How Nearshoring Is Reshaping Mexico's Steel Market and What It Means for U.S. Distributors

Manufacturing investment in Mexico has surged 40% since 2020. Every new factory south of the border creates demand for steel that flows through U.S.-Mexico supply chains.

October 4, 20258 min read
How Nearshoring Is Reshaping Mexico's Steel Market and What It Means for U.S. Distributors

Mexico's manufacturing sector received over $35 billion in foreign direct investment in 2024, a record driven by companies relocating production from China to take advantage of shorter supply chains, USMCA trade benefits, and geographic proximity to the U.S. market. BMW, Tesla, BYD, Foxconn, and dozens of automotive, electronics, and industrial companies have announced or begun construction on major facilities in Monterrey, Guadalajara, Queretaro, and other Mexican manufacturing hubs.

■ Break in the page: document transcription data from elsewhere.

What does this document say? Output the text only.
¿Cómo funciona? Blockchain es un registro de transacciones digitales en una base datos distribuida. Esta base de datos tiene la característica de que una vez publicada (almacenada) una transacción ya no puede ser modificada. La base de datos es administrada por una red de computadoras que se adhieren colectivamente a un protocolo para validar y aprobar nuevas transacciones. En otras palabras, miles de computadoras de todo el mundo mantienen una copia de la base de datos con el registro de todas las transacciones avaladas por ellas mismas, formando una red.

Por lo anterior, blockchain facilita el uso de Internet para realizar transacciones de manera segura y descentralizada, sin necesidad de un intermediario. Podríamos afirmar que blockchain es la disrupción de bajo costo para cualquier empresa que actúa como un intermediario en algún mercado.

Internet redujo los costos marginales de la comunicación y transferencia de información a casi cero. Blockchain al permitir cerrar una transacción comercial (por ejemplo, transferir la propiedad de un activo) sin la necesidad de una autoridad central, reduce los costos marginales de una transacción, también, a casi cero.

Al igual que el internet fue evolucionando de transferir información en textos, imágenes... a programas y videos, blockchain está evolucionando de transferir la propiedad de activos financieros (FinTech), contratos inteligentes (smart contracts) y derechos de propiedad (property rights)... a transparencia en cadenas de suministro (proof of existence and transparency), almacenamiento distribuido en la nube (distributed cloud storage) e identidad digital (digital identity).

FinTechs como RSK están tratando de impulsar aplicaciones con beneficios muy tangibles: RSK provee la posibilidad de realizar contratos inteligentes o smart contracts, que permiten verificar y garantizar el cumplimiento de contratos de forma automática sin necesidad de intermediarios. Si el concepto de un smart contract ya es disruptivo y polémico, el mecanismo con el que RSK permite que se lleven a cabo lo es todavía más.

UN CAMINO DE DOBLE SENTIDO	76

For U.S. steel distributors, this trend creates both direct opportunity and competitive pressure.

The Direct Opportunity

New factories in Mexico need steel for construction and for ongoing production. Much of that steel comes from or through the United States. U.S. steel exports to Mexico have increased steadily, reaching approximately 6 million tons in 2024. Service centers in Texas, Arizona, and Southern California are geographically positioned to supply both the construction-phase demand and the ongoing production material needs of Mexican manufacturers.

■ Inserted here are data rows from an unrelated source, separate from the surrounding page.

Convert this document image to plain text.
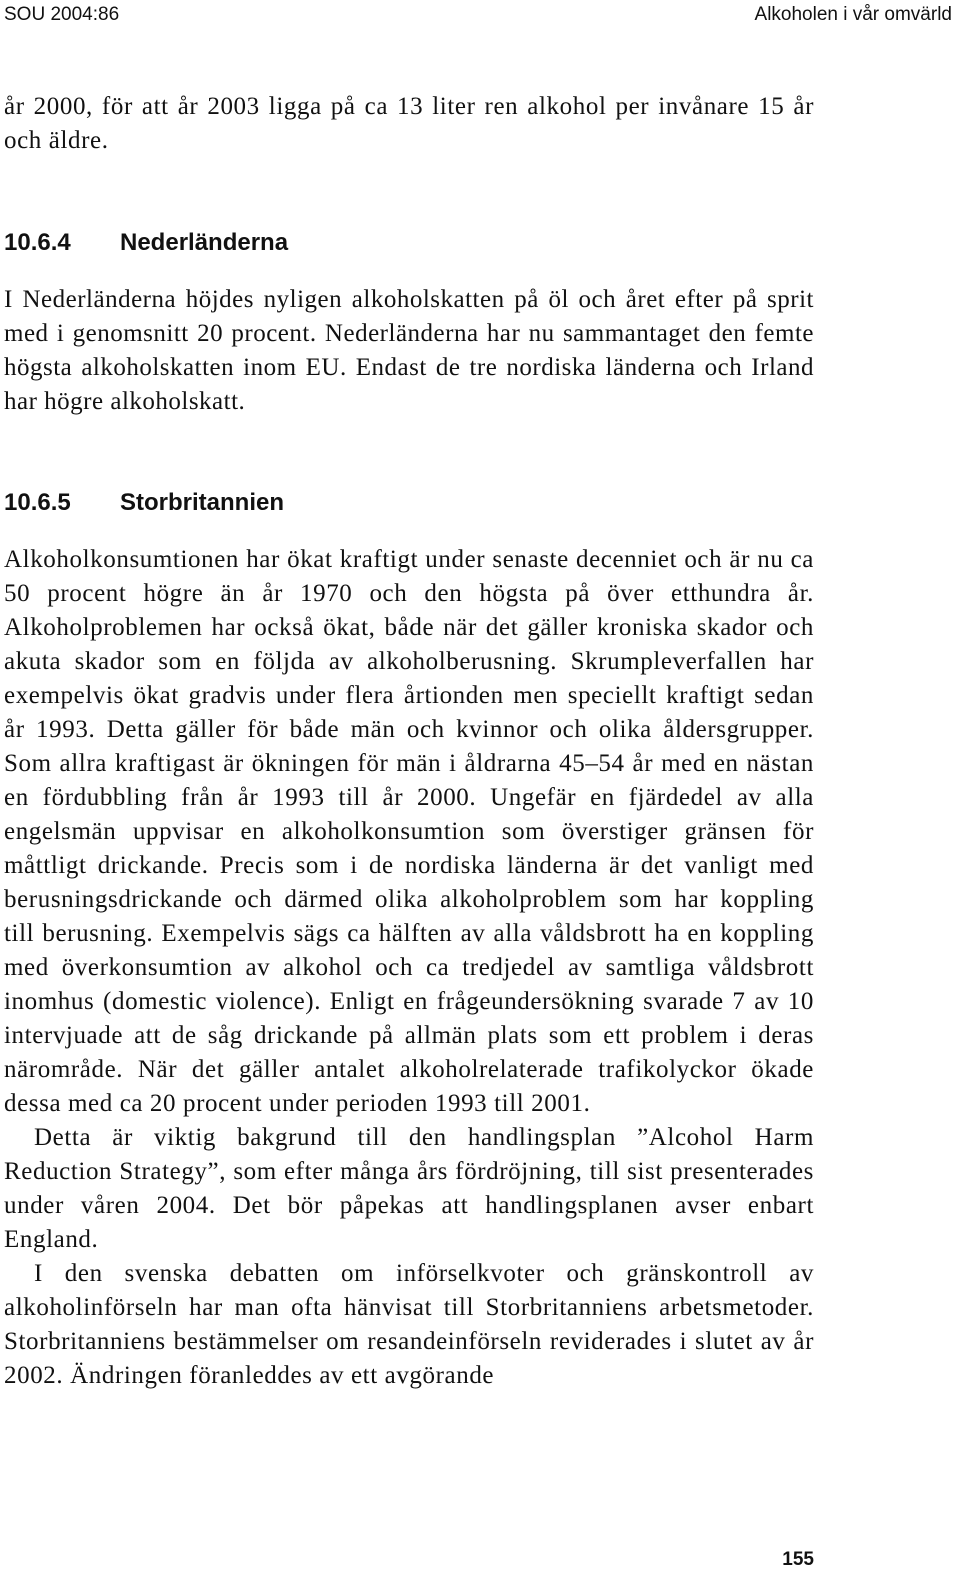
SOU 2004:86	Alkoholen i vår omvärld

år 2000, för att år 2003 ligga på ca 13 liter ren alkohol per invånare 15 år och äldre.

10.6.4 Nederländerna

I Nederländerna höjdes nyligen alkoholskatten på öl och året efter på sprit med i genomsnitt 20 procent. Nederländerna har nu sammantaget den femte högsta alkoholskatten inom EU. Endast de tre nordiska länderna och Irland har högre alkoholskatt.

10.6.5 Storbritannien

Alkoholkonsumtionen har ökat kraftigt under senaste decenniet och är nu ca 50 procent högre än år 1970 och den högsta på över etthundra år. Alkoholproblemen har också ökat, både när det gäller kroniska skador och akuta skador som en följda av alkoholberusning. Skrumpleverfallen har exempelvis ökat gradvis under flera årtionden men speciellt kraftigt sedan år 1993. Detta gäller för både män och kvinnor och olika åldersgrupper. Som allra kraftigast är ökningen för män i åldrarna 45–54 år med en nästan en fördubbling från år 1993 till år 2000. Ungefär en fjärdedel av alla engelsmän uppvisar en alkoholkonsumtion som överstiger gränsen för måttligt drickande. Precis som i de nordiska länderna är det vanligt med berusningsdrickande och därmed olika alkoholproblem som har koppling till berusning. Exempelvis sägs ca hälften av alla våldsbrott ha en koppling med överkonsumtion av alkohol och ca tredjedel av samtliga våldsbrott inomhus (domestic violence). Enligt en frågeundersökning svarade 7 av 10 intervjuade att de såg drickande på allmän plats som ett problem i deras närområde. När det gäller antalet alkoholrelaterade trafikolyckor ökade dessa med ca 20 procent under perioden 1993 till 2001.

Detta är viktig bakgrund till den handlingsplan ”Alcohol Harm Reduction Strategy”, som efter många års fördröjning, till sist presenterades under våren 2004. Det bör påpekas att handlingsplanen avser enbart England.

I den svenska debatten om införselkvoter och gränskontroll av alkoholinförseln har man ofta hänvisat till Storbritanniens arbetsmetoder. Storbritanniens bestämmelser om resandeinförseln reviderades i slutet av år 2002. Ändringen föranleddes av ett avgörande

155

Cross-border steel distribution requires understanding Mexican customs procedures, tariff classifications, and documentation requirements under USMCA. Material that qualifies under USMCA rules of origin (originating in the U.S., Mexico, or Canada) enters Mexico duty-free. Material from non-USMCA countries may face tariffs even when transshipped through the United States.

The logistics are manageable. Laredo, Texas handles more cross-border truck freight than any other port of entry. A service center in San Antonio or Houston can deliver to Monterrey (Mexico's largest industrial center) in the same time it takes to deliver to Dallas. The cross-border trucking infrastructure is well-developed, with numerous carriers specializing in U.S.-Mexico freight.

The Competitive Pressure

Nearshoring to Mexico also means that some manufacturing that previously consumed U.S. steel domestically is moving to Mexico, where it may source from Mexican mills (Ternium, AHMSA, DeAcero) or from Asian suppliers shipping directly to Mexican ports. To the extent that nearshoring replaces U.S. manufacturing rather than Chinese manufacturing, the net effect on U.S. steel demand could be negative in certain product categories.

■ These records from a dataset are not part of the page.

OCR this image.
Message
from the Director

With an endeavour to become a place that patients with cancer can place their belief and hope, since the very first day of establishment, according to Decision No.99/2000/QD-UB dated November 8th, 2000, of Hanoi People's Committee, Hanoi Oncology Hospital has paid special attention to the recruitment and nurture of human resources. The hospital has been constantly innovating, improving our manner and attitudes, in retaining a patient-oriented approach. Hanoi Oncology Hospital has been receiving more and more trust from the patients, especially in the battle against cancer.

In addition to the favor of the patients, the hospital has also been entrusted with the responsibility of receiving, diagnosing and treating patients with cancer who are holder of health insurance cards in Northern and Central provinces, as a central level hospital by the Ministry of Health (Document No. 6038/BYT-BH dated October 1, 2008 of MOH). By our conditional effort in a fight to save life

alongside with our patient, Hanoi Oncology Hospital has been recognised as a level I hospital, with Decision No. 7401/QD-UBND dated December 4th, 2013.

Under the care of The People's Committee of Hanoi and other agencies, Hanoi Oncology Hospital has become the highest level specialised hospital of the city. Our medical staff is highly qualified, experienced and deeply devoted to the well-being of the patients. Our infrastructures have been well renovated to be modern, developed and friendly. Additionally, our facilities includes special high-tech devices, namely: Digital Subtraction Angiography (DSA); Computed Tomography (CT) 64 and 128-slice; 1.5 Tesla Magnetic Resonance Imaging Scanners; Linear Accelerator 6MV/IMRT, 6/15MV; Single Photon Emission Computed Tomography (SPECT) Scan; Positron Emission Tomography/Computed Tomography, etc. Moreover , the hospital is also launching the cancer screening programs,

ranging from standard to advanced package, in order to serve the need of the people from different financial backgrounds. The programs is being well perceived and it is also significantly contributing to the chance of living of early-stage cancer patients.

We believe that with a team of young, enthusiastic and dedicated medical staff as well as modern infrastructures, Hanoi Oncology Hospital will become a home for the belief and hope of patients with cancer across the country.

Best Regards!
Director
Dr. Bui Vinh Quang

The automotive sector illustrates this tension. When a Tier 1 auto supplier moves a stamping plant from Michigan to Nuevo Leon, the flat-rolled steel that used to be sourced from a Michigan service center may now be sourced from a Mexican mill or a service center in Monterrey. U.S. distributors lose that domestic volume unless they follow their customer across the border.

Positioning for the Trend

If your customer base includes manufacturers with Mexican operations or plans to establish them, proactively offer cross-border supply. Many manufacturers prefer to consolidate their steel sourcing with a single supplier across both countries for consistency of quality, documentation, and commercial terms. A U.S. service center that can deliver the same grades and specifications to a customer's Michigan plant and their Monterrey plant is providing a service that few competitors match.

Build relationships with Mexican customs brokers and freight forwarders who specialize in steel shipments. The documentation requirements (certificates of origin, commercial invoices in specific formats, import permits for certain products) are not complex but they must be correct. A single documentation error can hold a shipment at the border for days, costing your customer production time.

The nearshoring trend is structural, not cyclical. The factors driving it (supply chain resilience, geopolitical risk reduction, USMCA benefits, competitive labor costs) will persist for years. U.S. service centers in border states that develop cross-border capability now will serve a growing market. Those that treat Mexico as someone else's territory will watch their customers' steel spend flow south without them.